Segundo Hall (2014) o sujeito assume identidades diferentes em distintos

momentos da vida. Afirma que uma identidade unificada, considerada completa é

uma ilusão, pois são apenas o reflexo de uma acomodada história sobre nós

mesmos e isso se torna cada vez mais distante da realidade em que vivemos.

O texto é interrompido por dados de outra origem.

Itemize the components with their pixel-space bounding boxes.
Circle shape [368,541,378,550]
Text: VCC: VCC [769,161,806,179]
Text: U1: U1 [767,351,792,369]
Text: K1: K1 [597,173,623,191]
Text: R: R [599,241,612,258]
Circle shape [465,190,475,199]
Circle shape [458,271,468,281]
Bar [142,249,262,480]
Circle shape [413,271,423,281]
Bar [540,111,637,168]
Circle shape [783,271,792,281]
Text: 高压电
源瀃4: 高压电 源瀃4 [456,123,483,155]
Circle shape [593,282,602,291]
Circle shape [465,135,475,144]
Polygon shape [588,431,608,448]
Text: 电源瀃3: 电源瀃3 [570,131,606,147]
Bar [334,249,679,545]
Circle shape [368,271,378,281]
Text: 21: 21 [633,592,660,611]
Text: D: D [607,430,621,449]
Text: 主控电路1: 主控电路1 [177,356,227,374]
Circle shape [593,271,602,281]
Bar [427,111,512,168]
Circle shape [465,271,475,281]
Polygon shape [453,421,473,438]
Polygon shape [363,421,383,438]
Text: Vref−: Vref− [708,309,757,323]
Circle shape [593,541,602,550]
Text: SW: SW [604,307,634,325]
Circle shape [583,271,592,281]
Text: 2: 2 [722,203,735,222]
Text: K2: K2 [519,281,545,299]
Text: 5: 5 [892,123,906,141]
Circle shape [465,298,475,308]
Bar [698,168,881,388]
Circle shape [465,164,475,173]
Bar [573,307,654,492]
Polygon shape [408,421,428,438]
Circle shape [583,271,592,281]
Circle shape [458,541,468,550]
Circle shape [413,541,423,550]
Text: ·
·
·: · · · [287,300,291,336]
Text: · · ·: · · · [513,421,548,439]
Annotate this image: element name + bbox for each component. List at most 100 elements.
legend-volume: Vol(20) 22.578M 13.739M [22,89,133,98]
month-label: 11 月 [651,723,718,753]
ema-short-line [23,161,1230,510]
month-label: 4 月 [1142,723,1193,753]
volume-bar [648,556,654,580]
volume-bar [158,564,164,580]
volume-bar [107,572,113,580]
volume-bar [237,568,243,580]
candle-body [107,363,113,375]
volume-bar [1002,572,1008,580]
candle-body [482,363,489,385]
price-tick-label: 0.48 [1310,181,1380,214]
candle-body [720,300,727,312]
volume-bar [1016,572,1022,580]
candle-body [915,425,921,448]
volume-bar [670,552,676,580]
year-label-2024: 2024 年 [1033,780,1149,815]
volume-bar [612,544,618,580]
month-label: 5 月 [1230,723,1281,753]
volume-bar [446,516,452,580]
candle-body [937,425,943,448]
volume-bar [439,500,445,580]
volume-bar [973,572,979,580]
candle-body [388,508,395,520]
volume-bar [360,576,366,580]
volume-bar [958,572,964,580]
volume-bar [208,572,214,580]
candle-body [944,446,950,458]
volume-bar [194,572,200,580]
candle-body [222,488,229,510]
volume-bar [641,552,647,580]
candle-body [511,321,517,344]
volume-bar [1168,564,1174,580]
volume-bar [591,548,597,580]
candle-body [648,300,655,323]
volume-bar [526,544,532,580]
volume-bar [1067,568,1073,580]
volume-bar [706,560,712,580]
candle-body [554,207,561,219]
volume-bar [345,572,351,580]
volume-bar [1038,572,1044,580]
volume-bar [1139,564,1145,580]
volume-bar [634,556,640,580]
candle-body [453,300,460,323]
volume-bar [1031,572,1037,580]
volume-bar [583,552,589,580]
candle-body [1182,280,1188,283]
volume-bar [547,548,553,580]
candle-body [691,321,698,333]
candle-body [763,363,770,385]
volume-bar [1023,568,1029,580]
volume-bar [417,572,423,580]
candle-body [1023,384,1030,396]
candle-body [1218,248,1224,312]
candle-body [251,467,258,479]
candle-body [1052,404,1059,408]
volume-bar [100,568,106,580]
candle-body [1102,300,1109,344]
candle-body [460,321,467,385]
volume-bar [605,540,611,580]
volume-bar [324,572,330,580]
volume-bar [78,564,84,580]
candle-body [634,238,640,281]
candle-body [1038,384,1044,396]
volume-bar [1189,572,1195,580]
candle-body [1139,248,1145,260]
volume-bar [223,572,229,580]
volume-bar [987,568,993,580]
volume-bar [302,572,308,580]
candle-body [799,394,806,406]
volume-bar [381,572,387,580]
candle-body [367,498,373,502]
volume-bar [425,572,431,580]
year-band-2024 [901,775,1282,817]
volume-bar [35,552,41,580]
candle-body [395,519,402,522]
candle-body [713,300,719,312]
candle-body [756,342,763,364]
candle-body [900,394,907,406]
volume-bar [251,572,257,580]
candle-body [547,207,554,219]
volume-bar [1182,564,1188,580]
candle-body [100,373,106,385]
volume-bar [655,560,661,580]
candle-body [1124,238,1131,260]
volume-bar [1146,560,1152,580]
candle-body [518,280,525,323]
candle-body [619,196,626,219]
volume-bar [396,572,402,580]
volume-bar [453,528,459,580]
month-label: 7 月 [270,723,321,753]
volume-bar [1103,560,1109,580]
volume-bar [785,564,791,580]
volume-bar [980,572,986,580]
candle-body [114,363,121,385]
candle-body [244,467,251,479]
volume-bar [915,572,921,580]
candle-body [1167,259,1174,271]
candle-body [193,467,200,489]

Assim, “a medida que os sistemas de significação e representação cultural se

multiplicam, somos confrontados por uma multiplicidade desconcertante e cambiante

de identidades possíveis.” (HALL, 2014, p. 12). Referem-se às mais diferentes

identidades das quais poderíamos nos identificar, mesmo que temporariamente, no

mundo globalizado em que vivemos.

Para Hall (2014, p. 109) “as identidades são construídas dentro e não fora do

discurso que nós precisamos compreendê-las como produzidas em locais históricos

e institucionais específicos, no interior de formações e práticas discursivas

específicas, por estratégias e iniciativas específicas.” Além disso, elas são

fortemente relacionadas a jogos de poder, sendo um produto que se refere à

marcação da diferença e exclusão, do que uma unidade única, naturalmente

estabelecida.

Sobre a relação de que haveria uma unidade cultural imutável, legitimada por

um pertencimento cultural que se sobrepõe as outras diferenças, consideradas

supostamente superficiais, Hall afirma:

[...] as identidades não são nunca unificadas; que elas são, na modernidade tardia, cada vez mais fragmentadas e fraturadas; que elas não são nunca singulares, mas multiplamente construídas ao longo de discursos, práticas e posições que podem se cruzar ou ser antagônicos. As identidades estão sujeitas a uma historização radical, estando constantemente em processo de mudança e transformação. (HALL, 2014, p. 108, apud SILVA)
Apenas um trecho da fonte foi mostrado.